On Monday 26 October 2025, commercial flights between India and China resumed after being suspended for more than five years. The first service, operated by Indian carrier IndiGo from Kolkata to Guangzhou, landed in southern China shortly before 4 a.m. local time. India’s government said the move would enhance “people-to-people contact” and support “gradual normalisation of bilateral exchanges.”

Why flights were halted and why now they return

Direct air links were suspended in early 2020 amid the COVID-19 pandemic and have remained off-limits even as other routes reopened. The suspension was compounded by escalating tensions after a deadly border clash in the Himalayas in 2020, where at least 20 Indian and four Chinese soldiers were killed.
The revival of flights comes amid signs of a cautious thaw between the two neighbours, driven by diplomatic engagement and shifting global alliances. Meetings between leaders of India and China earlier this year paved the way for incremental steps such as this one.
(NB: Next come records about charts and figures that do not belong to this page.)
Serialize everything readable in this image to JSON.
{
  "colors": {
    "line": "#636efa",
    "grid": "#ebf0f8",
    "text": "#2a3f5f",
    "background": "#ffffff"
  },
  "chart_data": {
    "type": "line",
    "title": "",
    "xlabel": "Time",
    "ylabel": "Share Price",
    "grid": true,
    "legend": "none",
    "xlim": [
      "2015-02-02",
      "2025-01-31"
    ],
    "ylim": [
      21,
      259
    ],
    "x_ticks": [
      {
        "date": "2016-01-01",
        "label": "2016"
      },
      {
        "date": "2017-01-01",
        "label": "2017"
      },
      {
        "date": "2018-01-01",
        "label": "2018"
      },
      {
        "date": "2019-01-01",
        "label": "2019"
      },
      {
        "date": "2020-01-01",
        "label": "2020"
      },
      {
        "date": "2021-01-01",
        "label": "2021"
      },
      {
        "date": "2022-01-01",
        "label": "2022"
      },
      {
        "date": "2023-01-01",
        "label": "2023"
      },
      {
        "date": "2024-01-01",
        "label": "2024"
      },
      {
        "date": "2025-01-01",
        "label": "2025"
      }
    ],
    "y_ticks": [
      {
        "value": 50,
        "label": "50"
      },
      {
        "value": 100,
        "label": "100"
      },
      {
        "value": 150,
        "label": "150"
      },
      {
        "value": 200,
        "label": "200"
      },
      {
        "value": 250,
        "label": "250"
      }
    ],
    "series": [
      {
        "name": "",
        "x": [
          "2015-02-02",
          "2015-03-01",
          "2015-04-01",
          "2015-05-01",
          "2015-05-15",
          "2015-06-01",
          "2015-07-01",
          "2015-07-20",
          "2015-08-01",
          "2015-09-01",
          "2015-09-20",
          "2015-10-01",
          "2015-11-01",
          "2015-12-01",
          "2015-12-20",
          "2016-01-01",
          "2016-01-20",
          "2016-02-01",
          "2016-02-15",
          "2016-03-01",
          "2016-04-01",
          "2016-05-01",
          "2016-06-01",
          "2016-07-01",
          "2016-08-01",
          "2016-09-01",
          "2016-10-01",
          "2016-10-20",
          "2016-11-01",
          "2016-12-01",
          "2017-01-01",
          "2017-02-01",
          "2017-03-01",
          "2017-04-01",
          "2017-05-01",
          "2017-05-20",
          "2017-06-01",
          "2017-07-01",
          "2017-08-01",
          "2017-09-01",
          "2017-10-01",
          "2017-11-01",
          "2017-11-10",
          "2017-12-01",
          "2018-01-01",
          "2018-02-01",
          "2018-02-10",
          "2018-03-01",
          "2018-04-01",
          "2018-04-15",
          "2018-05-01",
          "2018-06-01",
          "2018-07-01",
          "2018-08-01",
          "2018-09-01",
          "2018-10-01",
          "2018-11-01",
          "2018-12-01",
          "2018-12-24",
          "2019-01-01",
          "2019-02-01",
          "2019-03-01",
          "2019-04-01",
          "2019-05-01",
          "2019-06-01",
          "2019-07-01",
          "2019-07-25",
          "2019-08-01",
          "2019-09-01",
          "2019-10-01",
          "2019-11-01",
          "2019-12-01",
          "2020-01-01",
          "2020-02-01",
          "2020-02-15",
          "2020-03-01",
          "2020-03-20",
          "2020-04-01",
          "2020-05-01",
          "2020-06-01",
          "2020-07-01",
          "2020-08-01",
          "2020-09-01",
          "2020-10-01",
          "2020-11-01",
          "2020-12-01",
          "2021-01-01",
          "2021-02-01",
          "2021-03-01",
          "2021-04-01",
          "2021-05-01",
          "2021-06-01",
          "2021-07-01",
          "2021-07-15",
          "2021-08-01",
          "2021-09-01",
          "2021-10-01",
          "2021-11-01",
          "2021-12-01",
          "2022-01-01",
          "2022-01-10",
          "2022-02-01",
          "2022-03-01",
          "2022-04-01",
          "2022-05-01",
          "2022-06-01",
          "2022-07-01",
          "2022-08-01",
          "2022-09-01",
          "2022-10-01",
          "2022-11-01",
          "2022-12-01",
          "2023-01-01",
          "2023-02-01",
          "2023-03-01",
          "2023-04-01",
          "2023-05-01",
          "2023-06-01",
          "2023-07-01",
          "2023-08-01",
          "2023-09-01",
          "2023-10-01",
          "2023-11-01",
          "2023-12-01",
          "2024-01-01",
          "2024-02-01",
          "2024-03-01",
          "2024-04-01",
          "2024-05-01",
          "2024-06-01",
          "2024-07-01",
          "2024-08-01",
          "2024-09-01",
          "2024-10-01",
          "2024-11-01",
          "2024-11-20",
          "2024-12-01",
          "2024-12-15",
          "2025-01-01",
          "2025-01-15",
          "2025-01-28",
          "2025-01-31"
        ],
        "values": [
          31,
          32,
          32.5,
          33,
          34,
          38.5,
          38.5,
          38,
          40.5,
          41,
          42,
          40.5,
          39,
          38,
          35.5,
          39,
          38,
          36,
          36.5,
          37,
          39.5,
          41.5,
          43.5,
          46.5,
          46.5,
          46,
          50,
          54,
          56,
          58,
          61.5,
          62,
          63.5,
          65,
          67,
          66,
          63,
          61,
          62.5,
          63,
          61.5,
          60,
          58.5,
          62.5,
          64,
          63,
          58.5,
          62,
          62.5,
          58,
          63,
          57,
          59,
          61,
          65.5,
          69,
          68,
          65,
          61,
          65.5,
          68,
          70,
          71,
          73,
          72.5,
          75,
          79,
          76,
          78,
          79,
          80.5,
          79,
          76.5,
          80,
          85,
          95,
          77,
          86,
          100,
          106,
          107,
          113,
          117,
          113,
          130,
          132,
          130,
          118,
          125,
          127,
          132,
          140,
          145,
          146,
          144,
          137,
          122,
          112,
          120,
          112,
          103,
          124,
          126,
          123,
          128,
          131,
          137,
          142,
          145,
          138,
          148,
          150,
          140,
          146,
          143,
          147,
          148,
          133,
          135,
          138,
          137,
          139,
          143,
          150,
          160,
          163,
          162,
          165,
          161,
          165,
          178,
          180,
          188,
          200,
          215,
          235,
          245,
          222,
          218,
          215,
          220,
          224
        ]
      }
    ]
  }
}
What the resumed connectivity means

  • Trade and business: The direct route between Kolkata and Guangzhou cuts transfer time and simplifies logistics for companies working across the two markets. Business travellers onboard described the journey as “smooth and easy”.
  • Tourism and cultural exchange: With direct flights back, tourism flows and cultural links have a better platform for recovery. Residents with family or business links on the other side welcomed the move.
  • Symbolic diplomacy: The reinstatement serves as a visible signal of improved relations and a step toward de-escalation in the bilateral narrative. While structural issues remain, this signals movement.

The caveats: rivalries remain

Despite the positive optics, significant long-term challenges persist:

  • The two countries continue to contest a 3,500-kilometre disputed border that has seen repeated standoffs.
  • India still maintains restrictions on Chinese investments and banned hundreds of Chinese apps in the years after the border clash.
  • Analysts caution that while aviation connectivity has been restored, deeper institutional trust and strategic alignment are far from settled.

What to watch next

  • Whether more routes are added: services from New Delhi to Shanghai and Guangzhou are expected to begin in November.
  • Whether the flight resumption is followed by broader measures: visa relaxations, business investment drives and cultural exchanges.
  • The impact on regional diplomacy: how this step plays into India’s dealings with other powers (US, Japan) and China’s ambitions in Asia.

The takeaway

Resuming direct air links after more than half a decade is a meaningful milestone in India-China relations. It doesn’t erase the strategic tensions or border disputes, but it opens up a path toward practical engagement. In a region shaped by competition and confrontation, this seemingly small gesture may help lubricate harder diplomatic nuts ahead.